David Burchell, senior lecturer in politics and history at UWS, divides western Sydney into three sub-regions: inner west, close to the city, where the Greens compete with Labor; the middle west, that used to be rusted onto the ALP, and the outer west, with many young families, mortgaged to the hilt, who are swinging voters. Bradbury’s electorate of Lindsay is the iconic “outer west seat”. Labor’s problem is that messages appealing to one area can alienate votes somewhere else, Burchell points out. On an issue such as asylum seekers, the outer west looks for a tough line; inner west voters are sympathetic to those arriving on boats. Inner west people worry about the world getting warmer; those in the outer west are concerned about their electricity bills getting bigger.

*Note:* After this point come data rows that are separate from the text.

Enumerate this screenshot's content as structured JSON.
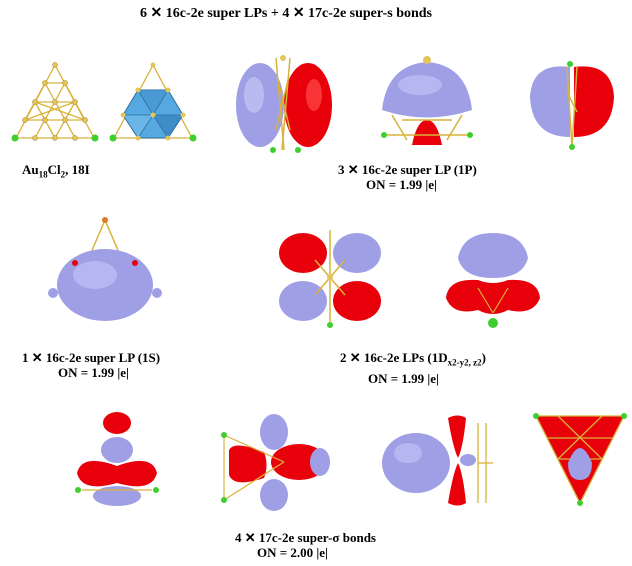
{
  "title": "6 ✕ 16c-2e super LPs + 4 ✕ 17c-2e super-s  bonds",
  "label_cluster": {
    "base": "Au",
    "sub1": "18",
    "mid": "Cl",
    "sub2": "2",
    "tail": ", 18I"
  },
  "label_1p": {
    "line1": "3 ✕ 16c-2e  super LP (1P)",
    "line2": "ON = 1.99 |e|"
  },
  "label_1s": {
    "line1": "1 ✕ 16c-2e super LP (1S)",
    "line2": "ON = 1.99 |e|"
  },
  "label_1d": {
    "pre": "2 ✕ 16c-2e  LPs (1D",
    "sub": "x2-y2, z2",
    "post": ")",
    "line2": "ON = 1.99 |e|"
  },
  "label_sigma": {
    "line1": "4 ✕ 17c-2e  super-σ bonds",
    "line2": "ON = 2.00 |e|"
  },
  "colors": {
    "positive_lobe": "#e8000b",
    "negative_lobe": "#9f9fe6",
    "gold_atom": "#e5c45a",
    "chlorine_atom": "#3ecf2f",
    "bond": "#d9b23a",
    "polyhedron": "#55a8e0"
  }
}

By camping out west most of this week, Gillard is making a total nonsense of her claim that in announcing the September 14 election date she wasn’t launching the campaign. Forget the cabinet meeting and prime ministerial paperwork – this feels more like three weeks out from E-Day than Labor “governing”. Ministers are divided about the high profile exercise, some believing that once again credibility has been compromised. A desperate ALP will just wait to see how it all feeds into the national polling due out as parliament reconvenes next week.
If the judgement is that it has gone down badly, that will further harm Gillard’s tarnished authority among her colleagues. Her situation will be made worse if there is a big swing against Labor in Saturday’s Western Australian election.
The trip is already being framed in the leadership context. A ReachTELL automated poll commissioned by Fairfax Media and taken on Thursday in four seats (Werriwa, Chifley, Blaxland and McMahon) found they would be lost in an election held now. But when people were asked about Labor led by Kevin Rudd, Blaxland and Chifley showed winning margins. Burchell is surprised. “The whole Rudd demeanour is not one you think of in terms of Western Sydney.”
The PM is likely to encounter some lip on the street. “She’ll get a lot of grumpy people”, Burchell predicts. “Western Sydney people are known for their frankness”.
But Tony Abbott is taking no chances. He was in the area on Saturday and yesterday and will be on early morning TV from there today. He didn’t try to say he wasn’t campaigning; he did accuse Labor of echoing some Coalition’s law and order policy. Liberal candidates are at railway stations today handing out flyers headed “The 18 broken promises of Rooty Hill”, referring back to a 2010 pre-election forum held there.
Gillard might fall off the trapeze wire, but Abbott and his team were not going to risk being left out of the circus.